If you cash out your 401(k) plan you will have to pay the deferred income tax liability on all of the contributions and gains in the account at that time. Moreover, if you are under age 59.5, you will be hit with a 10% early withdrawal penalty, making it an even less attractive option.

How aggressive should my 401k be at $50? ›

So someone who earns $100,000 per year will want to have around $1.5 million in their retirement fund by age 65. At age 50, then, many experts suggest that this retiree would need to have – at a bare minimum – around $600,000 up in a 401(k), or other tax-advantaged account.

Am I at risk of losing my 401k? ›

While a 401(k) is a relatively safe place for your money, it's not immune to changes in the market. This type of plan isn't a savings account. Rather, it's an investment option that will grow and fall over time.

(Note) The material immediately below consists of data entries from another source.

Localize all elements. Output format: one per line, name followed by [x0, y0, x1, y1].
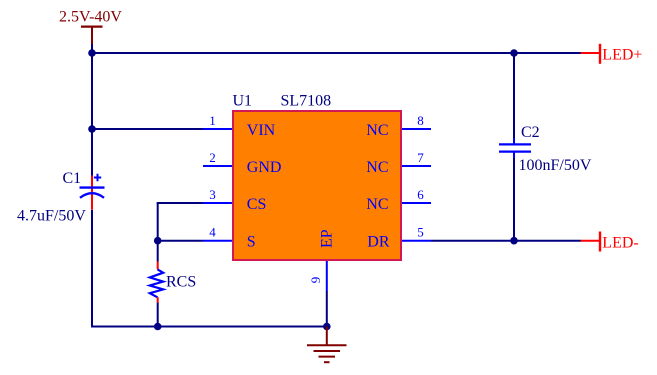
junction ground node: [323, 323, 331, 331]
junction RCS bottom: [154, 323, 162, 331]
svg-text:CS: CS: [247, 196, 267, 213]
svg-text:LED-: LED-: [602, 235, 638, 252]
pin 2 GND stub: [203, 165, 232, 167]
svg-text:1: 1: [209, 113, 216, 128]
junction VIN tap: [88, 125, 96, 133]
junction C2 bottom: [510, 237, 518, 245]
pin 8 NC stub: [402, 128, 431, 130]
connector LED+: [581, 44, 600, 64]
wire CS branch vertical: [157, 203, 159, 241]
wire DR to LED-: [431, 240, 581, 242]
svg-text:3: 3: [209, 187, 216, 202]
ground: [307, 327, 347, 363]
wire power stem to top rail: [91, 44, 93, 53]
svg-text:U1: U1: [233, 93, 253, 110]
pin 5 DR stub: [402, 240, 431, 242]
svg-text:4.7uF/50V: 4.7uF/50V: [17, 208, 86, 225]
resistor RCS: [150, 262, 163, 303]
svg-text:2: 2: [209, 150, 216, 165]
capacitor C2: [499, 138, 531, 158]
op IC U1 body: [233, 111, 401, 260]
wire VIN branch: [92, 128, 203, 130]
wire top rail: [92, 52, 581, 54]
svg-text:EP: EP: [319, 229, 336, 248]
pin 3 CS stub: [203, 202, 232, 204]
wire C2 branch lower: [513, 158, 515, 241]
power bar symbol: [81, 27, 103, 44]
wire left rail lower: [91, 210, 93, 328]
svg-text:NC: NC: [366, 196, 388, 213]
wire left rail upper: [91, 53, 93, 176]
svg-text:GND: GND: [247, 159, 282, 176]
wire CS branch horizontal: [157, 202, 203, 204]
svg-text:9: 9: [308, 277, 323, 284]
svg-text:5: 5: [417, 225, 424, 240]
pin 9 EP stub: [326, 261, 328, 291]
svg-text:6: 6: [417, 187, 424, 202]
svg-text:LED+: LED+: [602, 47, 642, 64]
svg-text:2.5V-40V: 2.5V-40V: [59, 9, 122, 26]
svg-text:VIN: VIN: [247, 122, 276, 139]
svg-text:8: 8: [417, 113, 424, 128]
pin 1 VIN stub: [203, 128, 232, 130]
svg-text:SL7108: SL7108: [281, 93, 332, 110]
junction S node: [154, 237, 162, 245]
wire RCS top: [157, 241, 159, 262]
svg-text:C2: C2: [521, 124, 540, 141]
wire C2 branch upper: [513, 53, 515, 138]
wire S branch: [158, 240, 203, 242]
pin 4 S stub: [203, 240, 232, 242]
svg-text:C1: C1: [63, 170, 82, 187]
svg-text:7: 7: [417, 150, 424, 165]
svg-text:NC: NC: [366, 122, 388, 139]
wire RCS bottom: [157, 303, 159, 327]
wire EP to ground: [326, 291, 328, 327]
pin 7 NC stub: [402, 165, 431, 167]
svg-text:NC: NC: [366, 159, 388, 176]
junction top-left: [88, 49, 96, 57]
wire bottom rail: [91, 326, 327, 328]
svg-text:RCS: RCS: [166, 273, 196, 290]
svg-text:4: 4: [209, 225, 216, 240]
capacitor C1: [80, 174, 105, 210]
svg-text:100nF/50V: 100nF/50V: [519, 157, 592, 174]
junction C2 top: [510, 49, 518, 57]
svg-text:S: S: [247, 234, 256, 251]
svg-text:DR: DR: [367, 234, 390, 251]
pin 6 NC stub: [402, 202, 431, 204]
connector LED-: [581, 232, 600, 252]
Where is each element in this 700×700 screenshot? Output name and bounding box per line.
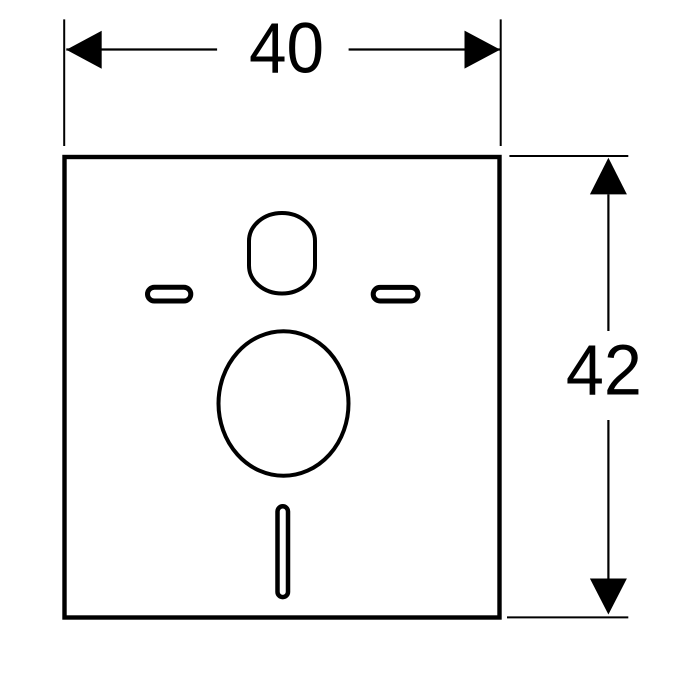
svg-text:42: 42 [566, 332, 642, 411]
svg-text:40: 40 [249, 10, 324, 89]
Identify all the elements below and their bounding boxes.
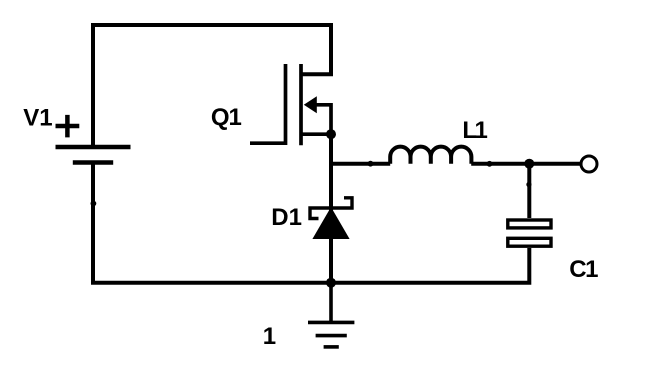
pin nub on battery bottom wire bbox=[91, 201, 97, 207]
wire inductor to output terminal bbox=[471, 162, 581, 166]
svg-text:1: 1 bbox=[263, 323, 276, 350]
node: Q1 source junction dot bbox=[326, 129, 336, 139]
svg-text:C1: C1 bbox=[569, 256, 598, 283]
ground bbox=[308, 283, 354, 347]
svg-text:D1: D1 bbox=[271, 204, 302, 231]
pin nub on C1 top wire bbox=[526, 182, 531, 187]
pin nub on switch-node wire bbox=[368, 161, 374, 167]
D1 schottky cathode bar bbox=[310, 198, 352, 219]
pin nub right of inductor bbox=[487, 161, 493, 167]
diode D1 (Schottky, pointing up) bbox=[315, 210, 347, 238]
capacitor C1 top plate bbox=[508, 220, 551, 246]
inductor L1 bbox=[390, 147, 471, 164]
svg-text:Q1: Q1 bbox=[211, 104, 242, 131]
node: ground junction dot bbox=[326, 278, 336, 288]
node: output junction dot bbox=[524, 159, 534, 169]
plus sign of V1 bbox=[56, 115, 80, 137]
battery V1 plates bbox=[56, 147, 131, 163]
svg-text:V1: V1 bbox=[23, 105, 52, 132]
wire output node down to C1 bbox=[527, 164, 531, 218]
wire switch node to inductor bbox=[331, 162, 390, 166]
svg-text:L1: L1 bbox=[462, 117, 487, 144]
output terminal circle bbox=[581, 156, 597, 172]
transistor Q1 (NMOS) bbox=[250, 64, 331, 145]
wire switch node vertical bbox=[329, 134, 333, 283]
Q1 body arrow head bbox=[304, 96, 317, 113]
wire battery bottom to bottom rail bbox=[93, 163, 529, 283]
wire top rail from battery top to MOSFET drain bbox=[93, 25, 331, 147]
capacitor C1 bottom plate bbox=[508, 238, 551, 246]
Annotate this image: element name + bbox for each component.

Should I move my 401k when the market is down? ›

Shielding your money from further market losses could be a potential benefit of a rollover. However, this may also limit your ability to recover gains when the market bounces back. During a volatile market, panic can lead you to sell your investments impulsively at rock-bottom prices.

Should I move all my 401k to money market? ›

Mistake No.

Money market and stable value funds are fancy words for cash, a low risk, low return investment, and the return from cash usually lags behind inflation. This means that a 401(k) in these safe investments will probably decline in value over time.